The good news is that there is something about him too: he has an angel, the Spanish like to say. It is almost as if he doesn’t notice all that pressure, is untouched by it, a purity in him just playing that carries others with him, unpolluted by the rest of it, at least for now. “I’ve shared my life with him, and he’s special,” Nico said. “He’s a natural talent, he has goals and magic,” Eric García said.
Just his presence felt like it changed everything, his smile all of theirs, his return their shot at revival or a restart, a kid stepping into a stadium for the first time, humbled by it but their imagination allowed to run wild.
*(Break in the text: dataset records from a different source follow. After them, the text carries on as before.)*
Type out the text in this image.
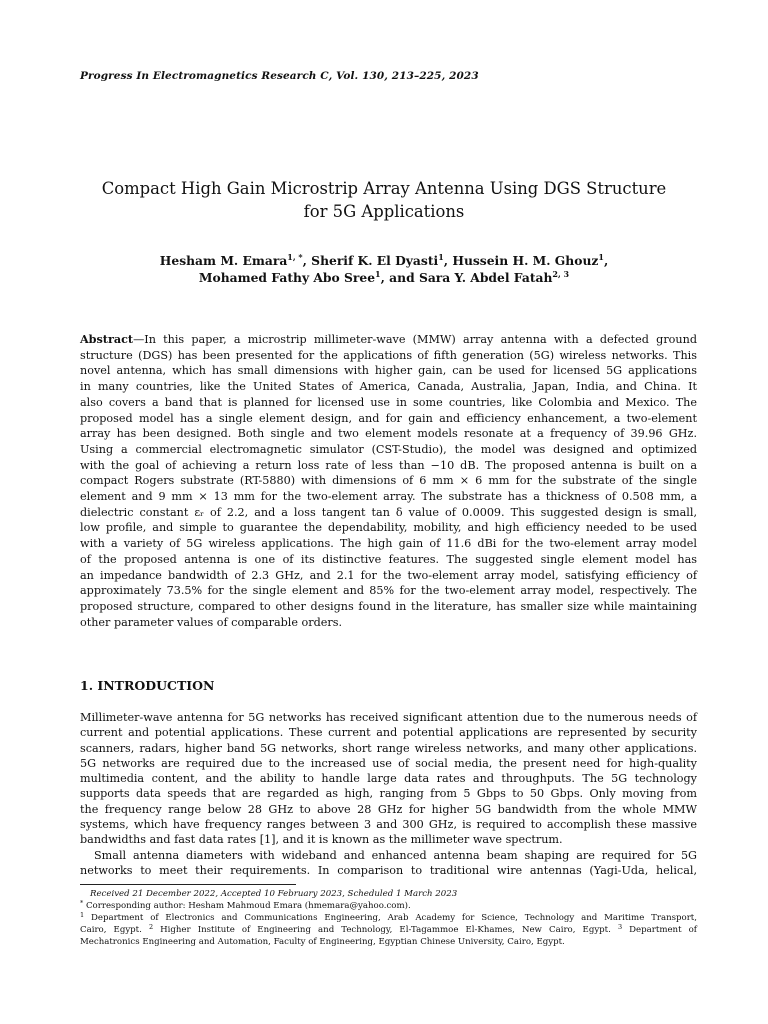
Progress In Electromagnetics Research C, Vol. 130, 213–225, 2023
Compact High Gain Microstrip Array Antenna Using DGS Structure
for 5G Applications
Hesham M. Emara$^{1, *}$, Sherif K. El Dyasti$^1$, Hussein H. M. Ghouz$^1$,
Mohamed Fathy Abo Sree$^1$, and Sara Y. Abdel Fatah$^{2, 3}$
Abstract—In this paper, a microstrip millimeter-wave (MMW) array antenna with a defected ground
structure (DGS) has been presented for the applications of fifth generation (5G) wireless networks. This
novel antenna, which has small dimensions with higher gain, can be used for licensed 5G applications
in many countries, like the United States of America, Canada, Australia, Japan, India, and China. It
also covers a band that is planned for licensed use in some countries, like Colombia and Mexico. The
proposed model has a single element design, and for gain and efficiency enhancement, a two-element
array has been designed. Both single and two element models resonate at a frequency of 39.96 GHz.
Using a commercial electromagnetic simulator (CST-Studio), the model was designed and optimized
with the goal of achieving a return loss rate of less than −10 dB. The proposed antenna is built on a
compact Rogers substrate (RT-5880) with dimensions of 6 mm × 6 mm for the substrate of the single
element and 9 mm × 13 mm for the two-element array. The substrate has a thickness of 0.508 mm, a
dielectric constant εᵣ of 2.2, and a loss tangent tan δ value of 0.0009. This suggested design is small,
low profile, and simple to guarantee the dependability, mobility, and high efficiency needed to be used
with a variety of 5G wireless applications. The high gain of 11.6 dBi for the two-element array model
of the proposed antenna is one of its distinctive features. The suggested single element model has
an impedance bandwidth of 2.3 GHz, and 2.1 for the two-element array model, satisfying efficiency of
approximately 73.5% for the single element and 85% for the two-element array model, respectively. The
proposed structure, compared to other designs found in the literature, has smaller size while maintaining
other parameter values of comparable orders.
1. INTRODUCTION
Millimeter-wave antenna for 5G networks has received significant attention due to the numerous needs of
current and potential applications. These current and potential applications are represented by security
scanners, radars, higher band 5G networks, short range wireless networks, and many other applications.
5G networks are required due to the increased use of social media, the present need for high-quality
multimedia content, and the ability to handle large data rates and throughputs. The 5G technology
supports data speeds that are regarded as high, ranging from 5 Gbps to 50 Gbps. Only moving from
the frequency range below 28 GHz to above 28 GHz for higher 5G bandwidth from the whole MMW
systems, which have frequency ranges between 3 and 300 GHz, is required to accomplish these massive
bandwidths and fast data rates [1], and it is known as the millimeter wave spectrum.
Small antenna diameters with wideband and enhanced antenna beam shaping are required for 5G
networks to meet their requirements. In comparison to traditional wire antennas (Yagi-Uda, helical,
Received 21 December 2022, Accepted 10 February 2023, Scheduled 1 March 2023
* Corresponding author: Hesham Mahmoud Emara (hmemara@yahoo.com).
$^1$ Department of Electronics and Communications Engineering, Arab Academy for Science, Technology and Maritime Transport,
Cairo, Egypt. $^2$ Higher Institute of Engineering and Technology, El-Tagammoe El-Khames, New Cairo, Egypt. $^3$ Department of
Mechatronics Engineering and Automation, Faculty of Engineering, Egyptian Chinese University, Cairo, Egypt.
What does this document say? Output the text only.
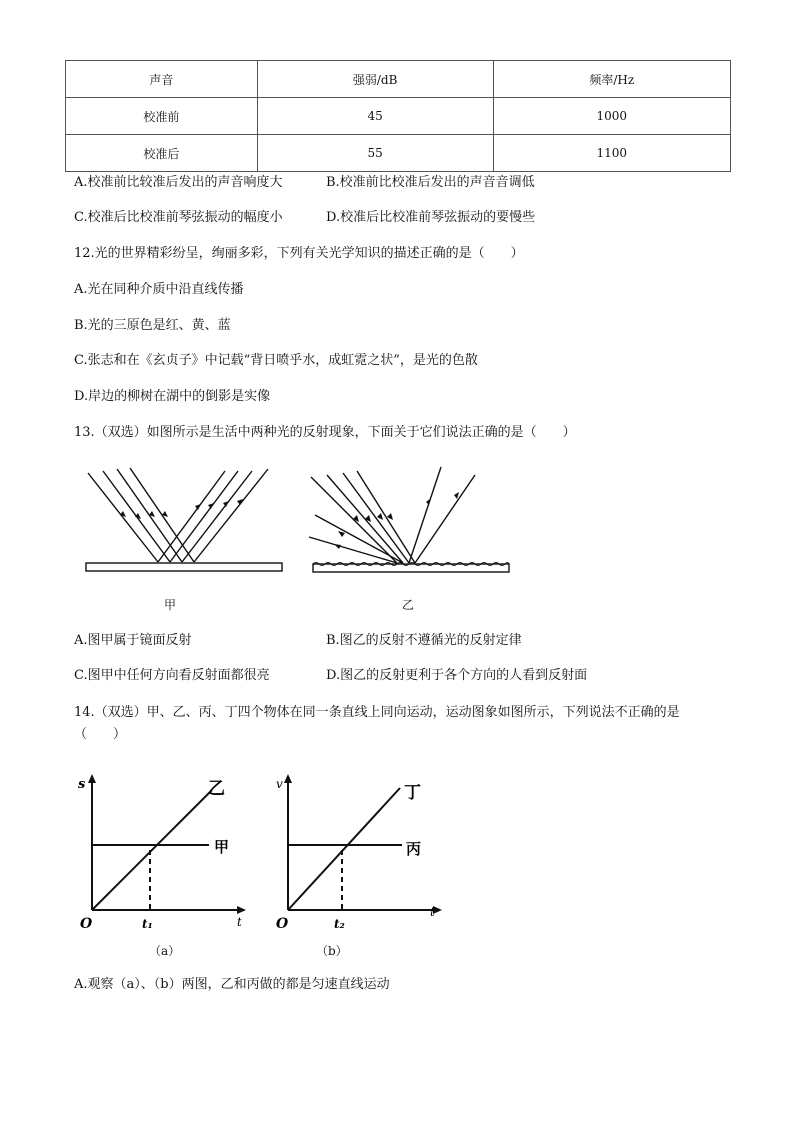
声音	强弱/dB	频率/Hz
校准前	45	1000
校准后	55	1100
A.校准前比较准后发出的声音响度大	B.校准前比校准后发出的声音音调低
C.校准后比校准前琴弦振动的幅度小	D.校准后比校准前琴弦振动的要慢些
12.光的世界精彩纷呈，绚丽多彩，下列有关光学知识的描述正确的是（　　）
A.光在同种介质中沿直线传播
B.光的三原色是红、黄、蓝
C.张志和在《玄贞子》中记载“背日喷乎水，成虹霓之状”，是光的色散
D.岸边的柳树在湖中的倒影是实像
13.（双选）如图所示是生活中两种光的反射现象，下面关于它们说法正确的是（　　）
甲	乙
A.图甲属于镜面反射	B.图乙的反射不遵循光的反射定律
C.图甲中任何方向看反射面都很亮	D.图乙的反射更利于各个方向的人看到反射面
14.（双选）甲、乙、丙、丁四个物体在同一条直线上同向运动，运动图象如图所示，下列说法不正确的是
（　　）
s
t
O	t₁
乙
甲
（a）
v
t
O	t₂
丁
丙
（b）
A.观察（a）、（b）两图，乙和丙做的都是匀速直线运动
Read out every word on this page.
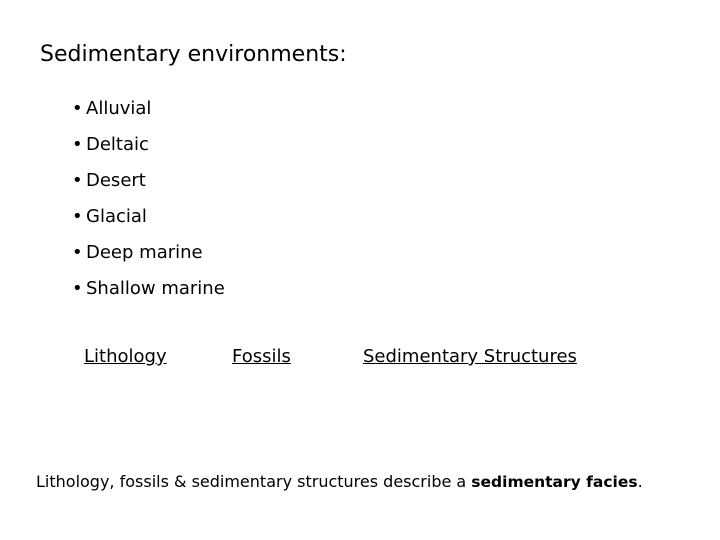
Sedimentary environments:
• Alluvial
• Deltaic
• Desert
• Glacial
• Deep marine
• Shallow marine
Lithology	Fossils	Sedimentary Structures
Lithology, fossils & sedimentary structures describe a sedimentary facies.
Asked if they could really stepping into a stadium for the first time, humbled by it, imagination allowed to run wild. Asked if they could really compete for the title despite Ronald Koeman imploring everyone to be “realistic”, Fati said: “Yes, of course. We’re Barcelona: we’re going to fight for the league and the Champions League.” And for one brief moment, in that instant when the ball hit the net, emotion took everyone and anything felt possible, it didn’t seem quite so silly to believe that, who knows, maybe they actually can.